Nine years ago, my late wife had developed a tumor in her throat next to her vocal chords. She was fighting cancer while trying to be a mom to our 3 young boys. Directed radiation treatment was ruled out for this tumor, leaving surgery as the only viable option. The downside was the very real risk of her permanently losing her voice.
Hoping that she’d one day beat the cancer, but may not have a voice, I came up with an idea of trying to “capture it” in 2009 - hoping that it could be algorithmically rebuilt in the future. I reached out to a number of individuals that ultimately put me in touch with a research group that had a proprietary setup for capturing samples and rebuilding the voice. Over the Thanksgiving break, I managed to get access to a soundproof recording room and they worked with my wife to capture samples over a period of 4 hours.
Having worked in the infosec space since the 90s, my first reaction is often either how new tech/innovation can be used to bypass a control and how one could detect/prevent that. It’s easy to lose sight of how something like this could fundamentally changes a persons life.
This is a great post, although I am sorry for the experiences you went through to acquire this perspective.
Thinking more about the specific use-case you have in mind, I find myself wondering how sentiment and inflection might be captured via a synthetic voice. Would it be inferred by context? How would that inference deal with things like sarcasm/irony. I wonder if there could be some input mechanism for controlling the inflection - what would that input interface look like? Could it go off facial expression?
I wonder where the existing tech sits in the uncanny valley for this space...
I went camping in the alps once. On our last night, my friend took a bowl and gathered ashes from the campfire. Half ritualistic, half jokingly, she said that those ashes mark our trek and experiences, that she would carry the ashes back home no matter what.
I was very confused how she would pass a bowl of unidentified ash from the airport security (we only had a backpack each). She drafted a poorly done and obviously fake death certificate. It was not campfire ash anymore, it was the remains of her father.
The people at the airport were visibly awkward, they tried to be as accommodating as they could. She flew back home with a plastic bowl of ashes from our campfire, it even had some parts of birch and branches.
Airport security was easily fooled. And the author's mom is easily fooled too, motherly instincts be damned. Would a neural net be fooled by the author's attempts? I know for sure that an automated security system would sound the alarm on my friend. I 'd like to see adversarial networks fighting each other on such premises. A son network trying to fool the mother network and vice versa ad infinitum, at least 1 billion of simulation hours in. What kind of wonders would come out
I think 'fooled' might be the wrong word to describe the airport security staff. "Had to make a judgement call and decided to err on the side of lenience" is probably a fairer description.

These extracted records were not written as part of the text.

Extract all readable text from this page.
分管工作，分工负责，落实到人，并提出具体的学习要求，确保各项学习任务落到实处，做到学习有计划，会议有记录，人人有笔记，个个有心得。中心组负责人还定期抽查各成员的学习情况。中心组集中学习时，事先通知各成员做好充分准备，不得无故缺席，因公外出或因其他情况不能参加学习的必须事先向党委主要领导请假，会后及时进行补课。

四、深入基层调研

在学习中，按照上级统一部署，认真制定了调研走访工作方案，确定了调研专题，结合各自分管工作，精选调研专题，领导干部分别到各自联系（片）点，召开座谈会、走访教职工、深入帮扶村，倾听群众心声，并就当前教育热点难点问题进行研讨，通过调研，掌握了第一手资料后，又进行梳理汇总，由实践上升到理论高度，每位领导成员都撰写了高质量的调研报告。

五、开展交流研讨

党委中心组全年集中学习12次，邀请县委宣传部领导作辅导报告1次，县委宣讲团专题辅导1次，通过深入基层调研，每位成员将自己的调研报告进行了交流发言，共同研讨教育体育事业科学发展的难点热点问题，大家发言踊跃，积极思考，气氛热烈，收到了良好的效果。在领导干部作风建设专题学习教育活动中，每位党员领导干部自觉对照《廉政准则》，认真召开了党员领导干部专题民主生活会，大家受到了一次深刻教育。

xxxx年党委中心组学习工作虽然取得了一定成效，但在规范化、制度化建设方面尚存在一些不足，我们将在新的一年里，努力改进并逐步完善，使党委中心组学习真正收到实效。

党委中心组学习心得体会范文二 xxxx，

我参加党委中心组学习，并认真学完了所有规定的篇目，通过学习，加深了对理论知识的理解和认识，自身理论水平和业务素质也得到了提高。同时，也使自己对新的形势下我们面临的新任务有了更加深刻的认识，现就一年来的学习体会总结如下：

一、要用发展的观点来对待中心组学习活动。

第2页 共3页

I can see easily half a dozen problems you can wreak havoc with with ashes on an airplane. Ashes or any dust, actually. Remember, it's essentially a closed, hermetic, environment.

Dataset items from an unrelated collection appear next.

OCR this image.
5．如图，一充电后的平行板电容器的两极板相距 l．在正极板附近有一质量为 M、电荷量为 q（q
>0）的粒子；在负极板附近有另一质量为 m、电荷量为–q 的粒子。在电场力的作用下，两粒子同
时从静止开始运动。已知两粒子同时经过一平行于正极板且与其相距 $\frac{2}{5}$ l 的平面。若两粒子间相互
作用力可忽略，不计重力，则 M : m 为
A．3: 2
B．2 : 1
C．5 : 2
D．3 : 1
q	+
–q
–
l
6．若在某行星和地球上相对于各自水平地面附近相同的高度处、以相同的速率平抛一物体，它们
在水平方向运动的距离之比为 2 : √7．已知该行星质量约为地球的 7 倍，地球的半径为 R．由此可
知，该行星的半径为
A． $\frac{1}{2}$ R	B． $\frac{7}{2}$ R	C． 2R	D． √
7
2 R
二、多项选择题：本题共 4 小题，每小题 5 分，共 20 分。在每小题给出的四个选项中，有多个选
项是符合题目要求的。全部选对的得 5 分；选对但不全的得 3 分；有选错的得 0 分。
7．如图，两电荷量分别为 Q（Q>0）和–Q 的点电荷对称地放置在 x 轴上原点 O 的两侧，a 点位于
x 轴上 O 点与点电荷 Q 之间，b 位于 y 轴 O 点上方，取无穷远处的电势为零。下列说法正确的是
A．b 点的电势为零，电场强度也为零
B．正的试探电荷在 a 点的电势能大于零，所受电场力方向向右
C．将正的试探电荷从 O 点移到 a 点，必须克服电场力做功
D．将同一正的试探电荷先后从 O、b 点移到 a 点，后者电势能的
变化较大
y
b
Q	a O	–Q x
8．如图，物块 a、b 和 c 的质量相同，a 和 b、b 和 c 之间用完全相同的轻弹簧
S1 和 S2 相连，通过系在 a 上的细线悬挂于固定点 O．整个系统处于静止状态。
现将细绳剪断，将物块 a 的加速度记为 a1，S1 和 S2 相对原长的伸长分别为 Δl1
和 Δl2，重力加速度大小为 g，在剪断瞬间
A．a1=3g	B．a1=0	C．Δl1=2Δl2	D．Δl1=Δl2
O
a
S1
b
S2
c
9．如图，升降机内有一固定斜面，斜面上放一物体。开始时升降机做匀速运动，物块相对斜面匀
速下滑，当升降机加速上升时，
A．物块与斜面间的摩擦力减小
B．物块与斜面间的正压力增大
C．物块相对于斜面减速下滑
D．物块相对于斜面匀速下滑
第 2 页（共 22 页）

I agree that in the short term adversarial neural networks may be a good line of defense against machine fabricated audio and video, but in the long term it’s a loosing battle. Eventually the neural networks producing the audio and video will become pixel perfect and at that point no neural network would be able to detect the manipulation. I think we need to seek out a different, more future proof solution to the problem.
Many years ago, I briefly used to do the reverse. I was tired of constant calls by certain people, so I jokingly started to pick up and say "the subscriber is currently unavailable; please leave a message after the tone <BEEP>". Fooled two people with it before realizing that's a little too disrespectful and stopping.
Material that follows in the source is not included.